Oligodendrocyte-astrocyte crosstalk in Parkinson's disease mediates neuronal ferroptosis via the FGF signaling pathway.

Parkinson's disease (PD), as a neurodegenerative disorder, is characterized primarily by damage to the central nervous system, accompanied by astrocyte dysfunction and the activation of ferroptosis. Recent studies have shown that oligodendrocytes also exhibit functional abnormalities in the brains of PD patients and are involved in the ferroptotic process. However, it remains unclear whether there is an interaction between oligodendrocytes and astrocytes and how they induce neuronal ferroptosis. Here, we employed single-nucleus sequencing and spatial transcriptomics to characterize the intercellular communication network between oligodendrocytes and astrocytes in the PD environment. Among these, astrocytes are the primary recipients of signals sent by oligodendrocytes in the FGF (Fibroblast growth factors) signaling pathway.

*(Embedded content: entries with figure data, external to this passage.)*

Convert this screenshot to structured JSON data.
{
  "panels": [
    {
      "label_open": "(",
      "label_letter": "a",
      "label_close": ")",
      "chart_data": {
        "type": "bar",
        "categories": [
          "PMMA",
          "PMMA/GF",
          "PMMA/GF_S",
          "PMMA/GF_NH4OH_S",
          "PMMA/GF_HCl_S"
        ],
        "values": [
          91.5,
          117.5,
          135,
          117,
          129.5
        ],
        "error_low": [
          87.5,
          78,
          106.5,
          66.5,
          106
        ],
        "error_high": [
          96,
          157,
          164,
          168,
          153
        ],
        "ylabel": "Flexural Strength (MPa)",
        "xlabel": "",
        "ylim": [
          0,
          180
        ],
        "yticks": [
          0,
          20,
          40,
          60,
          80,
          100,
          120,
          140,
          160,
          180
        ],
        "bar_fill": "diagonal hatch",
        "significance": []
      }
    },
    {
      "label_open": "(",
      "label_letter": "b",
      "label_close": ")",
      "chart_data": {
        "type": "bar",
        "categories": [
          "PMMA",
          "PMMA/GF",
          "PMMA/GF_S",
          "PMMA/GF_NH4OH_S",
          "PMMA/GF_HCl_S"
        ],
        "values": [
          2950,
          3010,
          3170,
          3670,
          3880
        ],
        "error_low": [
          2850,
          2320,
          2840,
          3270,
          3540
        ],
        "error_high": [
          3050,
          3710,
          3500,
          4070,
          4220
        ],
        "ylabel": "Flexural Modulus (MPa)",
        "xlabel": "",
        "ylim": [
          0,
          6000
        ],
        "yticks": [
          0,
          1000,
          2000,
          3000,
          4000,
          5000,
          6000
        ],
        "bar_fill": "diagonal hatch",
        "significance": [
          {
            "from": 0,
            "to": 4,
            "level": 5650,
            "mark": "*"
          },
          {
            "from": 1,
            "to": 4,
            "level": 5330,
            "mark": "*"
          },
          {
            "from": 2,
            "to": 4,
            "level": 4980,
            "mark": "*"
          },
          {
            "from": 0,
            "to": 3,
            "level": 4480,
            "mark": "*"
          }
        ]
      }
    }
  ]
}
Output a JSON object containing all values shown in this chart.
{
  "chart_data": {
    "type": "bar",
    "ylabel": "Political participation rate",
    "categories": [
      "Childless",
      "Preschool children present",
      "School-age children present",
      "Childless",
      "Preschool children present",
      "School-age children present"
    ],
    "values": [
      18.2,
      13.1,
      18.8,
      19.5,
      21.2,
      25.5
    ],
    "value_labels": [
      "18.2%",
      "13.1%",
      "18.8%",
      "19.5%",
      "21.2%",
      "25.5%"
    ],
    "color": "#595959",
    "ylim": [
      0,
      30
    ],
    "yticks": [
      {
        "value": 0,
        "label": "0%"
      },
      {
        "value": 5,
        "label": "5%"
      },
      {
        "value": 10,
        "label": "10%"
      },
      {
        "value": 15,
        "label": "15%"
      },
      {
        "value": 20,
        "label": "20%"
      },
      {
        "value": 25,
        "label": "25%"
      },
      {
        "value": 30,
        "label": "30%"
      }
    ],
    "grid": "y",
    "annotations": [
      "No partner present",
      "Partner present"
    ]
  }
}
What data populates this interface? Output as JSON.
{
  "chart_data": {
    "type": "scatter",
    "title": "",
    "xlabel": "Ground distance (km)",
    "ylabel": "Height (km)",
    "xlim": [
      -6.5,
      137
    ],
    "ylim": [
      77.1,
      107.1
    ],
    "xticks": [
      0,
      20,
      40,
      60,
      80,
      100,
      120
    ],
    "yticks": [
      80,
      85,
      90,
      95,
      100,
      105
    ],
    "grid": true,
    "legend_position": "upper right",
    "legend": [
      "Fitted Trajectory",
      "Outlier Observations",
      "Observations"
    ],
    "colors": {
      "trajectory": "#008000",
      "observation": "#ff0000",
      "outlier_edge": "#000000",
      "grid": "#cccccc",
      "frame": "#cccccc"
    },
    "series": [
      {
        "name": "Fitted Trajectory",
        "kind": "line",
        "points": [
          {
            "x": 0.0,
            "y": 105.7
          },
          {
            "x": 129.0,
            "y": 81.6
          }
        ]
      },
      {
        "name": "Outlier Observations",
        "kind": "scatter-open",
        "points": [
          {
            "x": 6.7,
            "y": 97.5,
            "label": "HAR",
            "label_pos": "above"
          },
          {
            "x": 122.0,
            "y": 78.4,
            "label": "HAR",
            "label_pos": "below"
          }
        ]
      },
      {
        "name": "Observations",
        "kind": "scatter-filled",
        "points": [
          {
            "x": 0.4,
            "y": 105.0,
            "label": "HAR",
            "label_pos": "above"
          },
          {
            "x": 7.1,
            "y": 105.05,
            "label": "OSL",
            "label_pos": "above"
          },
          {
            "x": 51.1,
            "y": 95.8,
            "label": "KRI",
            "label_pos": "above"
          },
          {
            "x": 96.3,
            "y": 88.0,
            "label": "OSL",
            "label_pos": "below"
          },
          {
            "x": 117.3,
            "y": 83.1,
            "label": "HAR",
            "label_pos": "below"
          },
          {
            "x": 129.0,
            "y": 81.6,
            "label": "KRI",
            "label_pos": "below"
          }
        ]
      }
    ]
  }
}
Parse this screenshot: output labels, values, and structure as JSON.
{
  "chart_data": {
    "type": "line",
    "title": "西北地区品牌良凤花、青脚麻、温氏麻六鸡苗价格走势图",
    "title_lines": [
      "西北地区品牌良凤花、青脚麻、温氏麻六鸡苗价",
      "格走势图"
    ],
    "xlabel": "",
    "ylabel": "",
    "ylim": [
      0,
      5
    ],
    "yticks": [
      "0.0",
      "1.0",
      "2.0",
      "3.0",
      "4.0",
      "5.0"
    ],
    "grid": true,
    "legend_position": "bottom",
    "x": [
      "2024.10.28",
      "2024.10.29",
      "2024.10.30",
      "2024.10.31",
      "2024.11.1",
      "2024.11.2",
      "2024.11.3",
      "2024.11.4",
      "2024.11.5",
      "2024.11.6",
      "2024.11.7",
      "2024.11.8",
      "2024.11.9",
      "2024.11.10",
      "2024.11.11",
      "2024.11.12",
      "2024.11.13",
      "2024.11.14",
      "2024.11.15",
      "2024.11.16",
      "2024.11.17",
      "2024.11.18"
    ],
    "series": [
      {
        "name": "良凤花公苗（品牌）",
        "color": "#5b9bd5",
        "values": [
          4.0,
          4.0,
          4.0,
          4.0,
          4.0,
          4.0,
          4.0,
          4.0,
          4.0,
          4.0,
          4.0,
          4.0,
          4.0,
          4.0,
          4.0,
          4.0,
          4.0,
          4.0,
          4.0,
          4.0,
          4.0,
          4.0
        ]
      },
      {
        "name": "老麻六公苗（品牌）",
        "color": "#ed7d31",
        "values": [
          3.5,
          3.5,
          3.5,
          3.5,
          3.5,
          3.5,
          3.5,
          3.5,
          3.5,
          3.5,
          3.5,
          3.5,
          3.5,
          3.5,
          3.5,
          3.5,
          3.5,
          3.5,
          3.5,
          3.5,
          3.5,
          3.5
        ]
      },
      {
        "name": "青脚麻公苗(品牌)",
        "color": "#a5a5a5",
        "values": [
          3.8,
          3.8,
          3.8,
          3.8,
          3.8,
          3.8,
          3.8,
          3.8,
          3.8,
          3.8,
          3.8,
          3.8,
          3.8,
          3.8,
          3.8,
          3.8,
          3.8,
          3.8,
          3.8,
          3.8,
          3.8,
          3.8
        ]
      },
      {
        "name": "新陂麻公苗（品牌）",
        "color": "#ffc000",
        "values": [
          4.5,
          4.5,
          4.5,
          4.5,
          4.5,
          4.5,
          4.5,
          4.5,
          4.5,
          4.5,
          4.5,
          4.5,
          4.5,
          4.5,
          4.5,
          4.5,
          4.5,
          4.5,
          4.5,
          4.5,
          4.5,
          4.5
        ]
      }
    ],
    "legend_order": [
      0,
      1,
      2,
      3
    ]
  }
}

In PD, the communication intensity is weakened, involving FGF1 and FGF9 and their receptors FGFR1, FGFR2, and FGFR3. Subsequently, we further validated the significant activation of mitochondrial oxidative phosphorylation processes within oligodendrocytes and astrocytes in PD mice, and that astrocytes might also involve the interaction of Mt1 and Ca. Additionally, we demonstrated a significant reduction in the number of DA neurons in the SN region and a notable activation of ferroptosis, alongside a significant decrease in the antioxidant pathway NRF2/SLC7A11/GPX4. In summary, our data elucidate that ferroptosis in the midbrain SN region preferentially occurs in astrocytes under the dysregulation of oligodendrocytes, leading to ferroptosis in DA neurons. Thus, our study highlights the crucial role of oligodendrocyte-astrocyte crosstalk in driving neuronal inactivation and inflammatory expansion in PD.